In a first for the Smithsonian’s National Museum of the American Indian (NMAI), Halena Kapuni-Reynolds, a PhD candidate in the Department of American Studies at the University of Hawaiʻi at Mānoa, has been appointed associate curator for Native Hawaiian history and culture.
Although the museum’s physical location is in Washington, D.C., Kapuni-Reynolds will continue to reside and work from Hawaiʻi Island. His supervisor Michelle Delaney, assistant director for history and culture, wrote the grant proposal for the nascent Native Hawaiian associate curator position to be community focused and 100% remote.
“We are thrilled to have Halena join the NMAI team and welcome the increased emphasis on Native Hawaiian cultural research and programming which will be developed over time,” Delaney said.
Kanaka ʻŌiwi scholar
Kapuni-Reynolds is a Kanaka ʻŌiwi (Native Hawaiian) composer and scholar, born on Hawaiʻi Island and raised in Keaukaha. He holds a BA in anthropology and Hawaiian studies from UH Hilo (2013) and an MA in anthropology with a focus on museum and heritage studies from the University of Denver (2015). His master’s thesis, “Curating Aliʻi Collections: Responsibility, Sensibility, and Contextualization in Hawaiʻi-Based Museums,” analyzed the ways in which aliʻi (Hawaiian chiefly) collections are cared for and exhibited at the Bernice Pauahi Bishop Museum and the Lyman House Memorial Museum.
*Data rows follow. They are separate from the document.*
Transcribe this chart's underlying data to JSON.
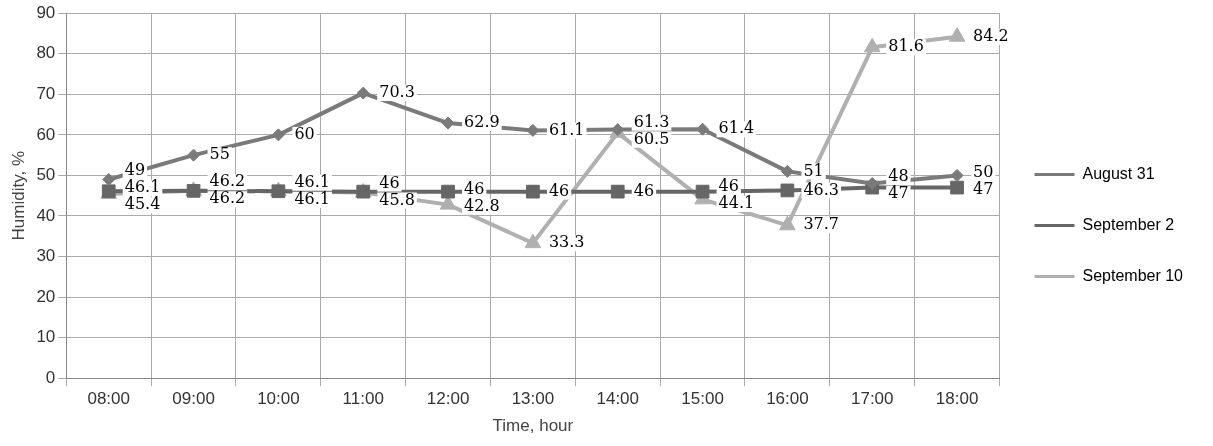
{
  "chart_data": {
    "type": "line",
    "xlabel": "Time, hour",
    "ylabel": "Humidity, %",
    "categories": [
      "08:00",
      "09:00",
      "10:00",
      "11:00",
      "12:00",
      "13:00",
      "14:00",
      "15:00",
      "16:00",
      "17:00",
      "18:00"
    ],
    "series": [
      {
        "name": "August 31",
        "color": "#7a7a7a",
        "marker": "diamond",
        "values": [
          49,
          55,
          60,
          70.3,
          62.9,
          61.1,
          61.3,
          61.4,
          51,
          48,
          50
        ]
      },
      {
        "name": "September 2",
        "color": "#666666",
        "marker": "square",
        "values": [
          46.1,
          46.2,
          46.1,
          46,
          46,
          46,
          46,
          46,
          46.3,
          47,
          47
        ]
      },
      {
        "name": "September 10",
        "color": "#b0b0b0",
        "marker": "triangle",
        "values": [
          45.4,
          46.2,
          46.1,
          45.8,
          42.8,
          33.3,
          60.5,
          44.1,
          37.7,
          81.6,
          84.2
        ]
      }
    ],
    "ylim": [
      0,
      90
    ],
    "yticks": [
      0,
      10,
      20,
      30,
      40,
      50,
      60,
      70,
      80,
      90
    ],
    "grid": true,
    "legend": "right",
    "data_labels": true
  }
}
Prior to joining NMAI, Kapuni-Reynolds served as a graduate assistant for the Museum Studies Graduate Certificate Program at UH Mānoa, where he worked collaboratively with faculty members to organize conversations and events around museum decolonization and Indigenization. In 2022, he assisted in the development and implementation of Weaving a Net(work) of Care: A Native Hawaiian and Pacific Islander Museum Institute, a museological training program for individuals in Hawaiʻi and across the Pacific, funded by the National Endowment for the Humanities.
“When I was an undergraduate at the University of Hawaiʻi at Hilo, I majored in anthropology and Hawaiian studies, took an array of courses focused on Hawaiian language, community-based archaeology and ethnohistorical research, and participated in numerous internships across East Hawaiʻi. These experiences continue to inform my education at UH-Mānoa as an American Studies graduate student, where I have taken courses in museum studies, Indigenous studies, diasporic literatures, and U.S. history, culture, and politics,” Kapuni-Reynolds said. “I am grateful to the UH faculty and staff members who continue to support my intellectual and personal growth over the past 15 years.”
Community outreach and programming
Kapuni-Reynold’s new duties include performing professional curatorial work associated with research, exhibits planning and development, collections review, collections development and information, community outreach, public programming, education and public service functions.
This includes research for the Smithsonian Folklife Festival in 2024, specifically how to include participants from Hawaiʻi to perform and share on the National Mall. He will also be developing new programming for the NMAI across the state. A traveling banner show on Hawaiian sovereignty may also be in his future.
In addition to these responsibilities, Kapuni-Reynolds is finishing his dissertation, which tells a decolonial story of the ʻāina aloha (beloved lands) of Keaukaha. Delaney said she hopes he will publish it with the NMAI.